Example (write test):

dd if=/dev/zero of=testfile bs=1G count=1 oflag=dsync

Example (read test):

dd if=testfile of=/dev/null bs=1G count=1

fio

fio is a flexible I/O tester for benchmark and stress/hardware verification.

Example:

fio --name=random-write --ioengine=posixaio --rw=randwrite --bs=4k --size=4g --numjobs=1 --runtime=60 --time_based --end_fsync=1

3. File System Monitoring

df

df reports file system disk space usage.

Usage:

df -h

du

du estimates file and directory space usage.

Usage:

du -sh /path/to/directory

4. Disk Tuning Techniques

I/O Scheduler

Linux offers different I/O schedulers.
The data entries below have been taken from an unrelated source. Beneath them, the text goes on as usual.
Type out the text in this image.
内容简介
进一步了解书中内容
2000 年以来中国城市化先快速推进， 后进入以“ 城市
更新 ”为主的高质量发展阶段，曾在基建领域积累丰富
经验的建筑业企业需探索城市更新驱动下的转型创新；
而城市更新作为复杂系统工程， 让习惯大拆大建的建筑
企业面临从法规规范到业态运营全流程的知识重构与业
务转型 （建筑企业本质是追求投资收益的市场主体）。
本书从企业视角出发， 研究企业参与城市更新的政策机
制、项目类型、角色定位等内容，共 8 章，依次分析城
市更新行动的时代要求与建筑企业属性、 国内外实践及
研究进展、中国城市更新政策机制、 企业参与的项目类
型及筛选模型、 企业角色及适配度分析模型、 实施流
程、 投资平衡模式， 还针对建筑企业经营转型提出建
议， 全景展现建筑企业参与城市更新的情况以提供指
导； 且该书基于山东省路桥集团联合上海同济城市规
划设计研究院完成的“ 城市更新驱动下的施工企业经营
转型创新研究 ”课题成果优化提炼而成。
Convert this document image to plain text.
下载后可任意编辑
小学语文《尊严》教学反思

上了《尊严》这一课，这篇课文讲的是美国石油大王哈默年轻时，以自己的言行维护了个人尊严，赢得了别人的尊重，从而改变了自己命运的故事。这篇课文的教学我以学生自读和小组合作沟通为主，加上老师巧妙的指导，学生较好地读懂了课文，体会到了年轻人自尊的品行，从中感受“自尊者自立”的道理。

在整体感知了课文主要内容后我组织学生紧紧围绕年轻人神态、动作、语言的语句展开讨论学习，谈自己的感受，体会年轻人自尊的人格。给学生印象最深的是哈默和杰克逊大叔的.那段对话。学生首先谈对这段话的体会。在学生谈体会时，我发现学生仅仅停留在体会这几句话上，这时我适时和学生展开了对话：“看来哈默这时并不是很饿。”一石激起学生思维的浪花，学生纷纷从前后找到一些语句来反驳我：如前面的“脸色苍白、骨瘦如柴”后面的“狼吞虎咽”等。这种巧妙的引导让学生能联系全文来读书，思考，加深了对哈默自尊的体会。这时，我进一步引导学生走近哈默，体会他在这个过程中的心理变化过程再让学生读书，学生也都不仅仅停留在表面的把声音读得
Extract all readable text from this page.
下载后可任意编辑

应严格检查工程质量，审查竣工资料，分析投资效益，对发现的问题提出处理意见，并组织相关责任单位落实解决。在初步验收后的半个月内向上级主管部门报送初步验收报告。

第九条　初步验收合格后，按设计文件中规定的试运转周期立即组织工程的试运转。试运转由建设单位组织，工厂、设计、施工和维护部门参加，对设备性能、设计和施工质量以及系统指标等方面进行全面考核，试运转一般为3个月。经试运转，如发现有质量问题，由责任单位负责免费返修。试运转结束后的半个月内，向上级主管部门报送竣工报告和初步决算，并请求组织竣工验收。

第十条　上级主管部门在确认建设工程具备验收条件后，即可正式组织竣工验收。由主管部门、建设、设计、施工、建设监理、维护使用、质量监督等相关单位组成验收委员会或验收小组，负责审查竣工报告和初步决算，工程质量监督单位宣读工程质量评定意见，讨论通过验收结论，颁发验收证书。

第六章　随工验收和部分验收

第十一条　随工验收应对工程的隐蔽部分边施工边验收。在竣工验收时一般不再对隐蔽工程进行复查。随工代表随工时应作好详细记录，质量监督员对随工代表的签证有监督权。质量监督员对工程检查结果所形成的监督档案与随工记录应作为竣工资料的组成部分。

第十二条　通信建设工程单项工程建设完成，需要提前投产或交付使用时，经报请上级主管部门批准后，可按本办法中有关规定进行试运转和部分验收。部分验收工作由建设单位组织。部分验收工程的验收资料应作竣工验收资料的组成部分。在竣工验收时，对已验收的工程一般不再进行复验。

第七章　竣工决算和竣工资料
Common ones include:

  • CFQ (Completely Fair Queuing)
  • Deadline
  • NOOP

To check the current scheduler:

cat /sys/block/sda/queue/scheduler

To change the scheduler:

echo "deadline" > /sys/block/sda/queue/scheduler

Read-ahead

Adjust the read-ahead value to optimize for your workload:

blockdev --getra /dev/sda
blockdev --setra 8192 /dev/sda

Swappiness

Reduce swappiness to minimize disk writes:

sysctl vm.swappiness=10

Disk Cache

Adjust the ratio of cached dirty memory:

sysctl -w vm.dirty_ratio=10
sysctl -w vm.dirty_background_ratio=5

TRIM (for SSDs)

Enable TRIM for SSDs to maintain performance:

fstrim -v /

Or add the discard option to the mount options in /etc/fstab.

Journaling

For ext4 file systems, you can disable journaling for better write performance (at the cost of data integrity):

tune2fs -O ^has_journal /dev/sda1

Noatime

Use the noatime mount option to reduce disk writes:

In /etc/fstab:

UUID=xxx / ext4 defaults,noatime 0 1

5. Monitoring Tools for Long-term Analysis

sysstat

sysstat includes tools like sar (System Activity Reporter) for long-term performance monitoring.

To enable data collection:

systemctl enable sysstat
systemctl start sysstat

To view collected data:

sar -d

Prometheus + Node Exporter + Grafana

For a more comprehensive monitoring solution:

  • Install and configure Prometheus
  • Set up Node Exporter on monitored systems
  • Create dashboards in Grafana for visualization

6. Best Practices

Regular Maintenance

  • Run fsck regularly on unmounted file systems
  • Use SMART monitoring tools for early warning of disk failures
  • Perform regular backups

Capacity Planning

  • Monitor disk usage trends
  • Plan for capacity increases before running out of space

RAID Considerations

  • Use appropriate RAID levels for your use case
  • Monitor RAID health and replace failed disks promptly

SSD-specific Considerations

  • Enable TRIM
  • Monitor SSD wear levels
  • Consider over-provisioning for write-heavy workloads

This guide covers the basics of Linux disk monitoring and tuning. Remember that optimal settings depend on your specific hardware and workload. Always test changes in a non-production environment first.